The bank is now focused on loan recoveries. Alawuba said UBA is engaging customers who fell behind on repayments, adding that early signs are encouraging. “We’re seeing some of them come back to regular payments,” he said. “Once that improves further, we should be able to return to dividend payments.” He added that the missed payout was tied to a higher-than-expected non-performing loan ratio, describing it as a temporary issue.

That pressure showed clearly in UBA’s 2025 results. Profit for the year dropped to N423 billion ($308.4 million), down from N804 billion ($586.3 million) in 2024, largely due to the N331 billion ($241.4 million) provision for bad loans. The bank also recorded a net trading and foreign exchange loss of N140.5 billion ($103.7 million), adding to the strain on earnings.

Early figures for 2026 suggest a steadier start. Gross earnings for the first quarter rose to N801.46 billion ($591.1 million), up from N764.31 billion ($563.7 million) a year earlier, supported by stronger interest income and contributions from operations across Africa and other markets. Profit after tax came in at N146.6 billion ($108.1 million), even as inflation and currency swings continued to affect operating conditions.
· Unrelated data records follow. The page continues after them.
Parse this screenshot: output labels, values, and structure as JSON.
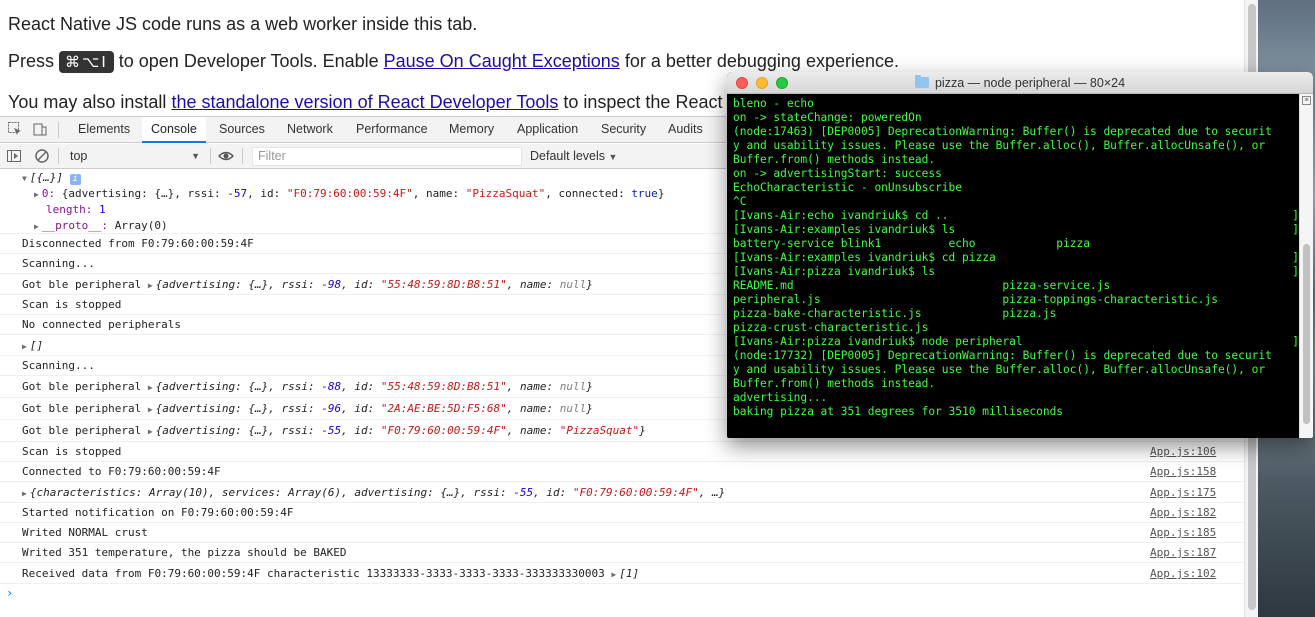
{
  "page": {
    "line1": "React Native JS code runs as a web worker inside this tab.",
    "line2_prefix": "Press",
    "line2_kbd": "⌘⌥I",
    "line2_middle": "to open Developer Tools. Enable",
    "line2_link": "Pause On Caught Exceptions",
    "line2_suffix": "for a better debugging experience.",
    "line3_prefix": "You may also install",
    "line3_link": "the standalone version of React Developer Tools",
    "line3_suffix": "to inspect the React"
  },
  "devtools": {
    "tabs": [
      "Elements",
      "Console",
      "Sources",
      "Network",
      "Performance",
      "Memory",
      "Application",
      "Security",
      "Audits"
    ],
    "active_tab": "Console",
    "context": "top",
    "filter_placeholder": "Filter",
    "levels": "Default levels"
  },
  "console": {
    "array_header": "[{…}]",
    "array_item_index": "0:",
    "array_item_body": "{advertising: {…}, rssi: -57, id: \"F0:79:60:00:59:4F\", name: \"PizzaSquat\", connected: true}",
    "length_key": "length:",
    "length_val": "1",
    "proto_key": "__proto__:",
    "proto_val": "Array(0)",
    "rows": [
      {
        "text": "Disconnected from F0:79:60:00:59:4F",
        "src": ""
      },
      {
        "text": "Scanning...",
        "src": ""
      },
      {
        "text": "Got ble peripheral",
        "obj": "{advertising: {…}, rssi: -98, id: \"55:48:59:8D:B8:51\", name: null}",
        "src": ""
      },
      {
        "text": "Scan is stopped",
        "src": ""
      },
      {
        "text": "No connected peripherals",
        "src": ""
      },
      {
        "text": "",
        "obj": "[]",
        "src": ""
      },
      {
        "text": "Scanning...",
        "src": ""
      },
      {
        "text": "Got ble peripheral",
        "obj": "{advertising: {…}, rssi: -88, id: \"55:48:59:8D:B8:51\", name: null}",
        "src": ""
      },
      {
        "text": "Got ble peripheral",
        "obj": "{advertising: {…}, rssi: -96, id: \"2A:AE:BE:5D:F5:68\", name: null}",
        "src": ""
      },
      {
        "text": "Got ble peripheral",
        "obj": "{advertising: {…}, rssi: -55, id: \"F0:79:60:00:59:4F\", name: \"PizzaSquat\"}",
        "src": ""
      },
      {
        "text": "Scan is stopped",
        "src": "App.js:106"
      },
      {
        "text": "Connected to F0:79:60:00:59:4F",
        "src": "App.js:158"
      },
      {
        "text": "",
        "obj": "{characteristics: Array(10), services: Array(6), advertising: {…}, rssi: -55, id: \"F0:79:60:00:59:4F\", …}",
        "src": "App.js:175"
      },
      {
        "text": "Started notification on F0:79:60:00:59:4F",
        "src": "App.js:182"
      },
      {
        "text": "Writed NORMAL crust",
        "src": "App.js:185"
      },
      {
        "text": "Writed 351 temperature, the pizza should be BAKED",
        "src": "App.js:187"
      },
      {
        "text": "Received data from F0:79:60:00:59:4F characteristic 13333333-3333-3333-3333-333333330003",
        "obj": "[1]",
        "src": "App.js:102"
      }
    ]
  },
  "terminal": {
    "title": "pizza — node peripheral — 80×24",
    "lines": [
      "bleno - echo",
      "on -> stateChange: poweredOn",
      "(node:17463) [DEP0005] DeprecationWarning: Buffer() is deprecated due to securit",
      "y and usability issues. Please use the Buffer.alloc(), Buffer.allocUnsafe(), or",
      "Buffer.from() methods instead.",
      "on -> advertisingStart: success",
      "EchoCharacteristic - onUnsubscribe",
      "^C",
      "[Ivans-Air:echo ivandriuk$ cd ..",
      "[Ivans-Air:examples ivandriuk$ ls",
      "battery-service blink1          echo            pizza",
      "[Ivans-Air:examples ivandriuk$ cd pizza",
      "[Ivans-Air:pizza ivandriuk$ ls",
      "README.md                               pizza-service.js",
      "peripheral.js                           pizza-toppings-characteristic.js",
      "pizza-bake-characteristic.js            pizza.js",
      "pizza-crust-characteristic.js",
      "[Ivans-Air:pizza ivandriuk$ node peripheral",
      "(node:17732) [DEP0005] DeprecationWarning: Buffer() is deprecated due to securit",
      "y and usability issues. Please use the Buffer.alloc(), Buffer.allocUnsafe(), or",
      "Buffer.from() methods instead.",
      "advertising...",
      "baking pizza at 351 degrees for 3510 milliseconds"
    ],
    "bracket_lines": [
      8,
      9,
      11,
      12,
      17
    ],
    "text_color": "#3cff3c"
  }
}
Oliver Alawuba, UBA CEO; Abike Dabiri-Erewa, NiDCOM CEO; and Loknath Mishra, UBA UK CEO, during a recent strategic engagement in London.

Profit outlook strengthens for 2026

If that pace is maintained, full-year profit could reach about N586 billion ($432 million), compared with N404.69 billion ($298.4 million) reported for 2025. Market watchers say the latest numbers point to a business that is stabilizing after a difficult period, with fewer losses linked to foreign exchange exposure and large credit charges.

The balance sheet also reflects a measure of stability. Customer deposits edged up to N24.14 trillion ($17.8 billion) from N23.94 trillion ($17.66 billion) at the end of December 2025. Total assets stood at N33.13 trillion ($24.44 billion), little changed from year-end levels, while shareholders’ equity rose to N4.31 trillion ($3.17 billion) from N4.25 trillion ($3.13 billion).

One of UBA's branches, representing the bank’s retail banking network across its pan-African operations.
One of UBA’s branches, representing the bank’s retail banking network across its pan-African operations.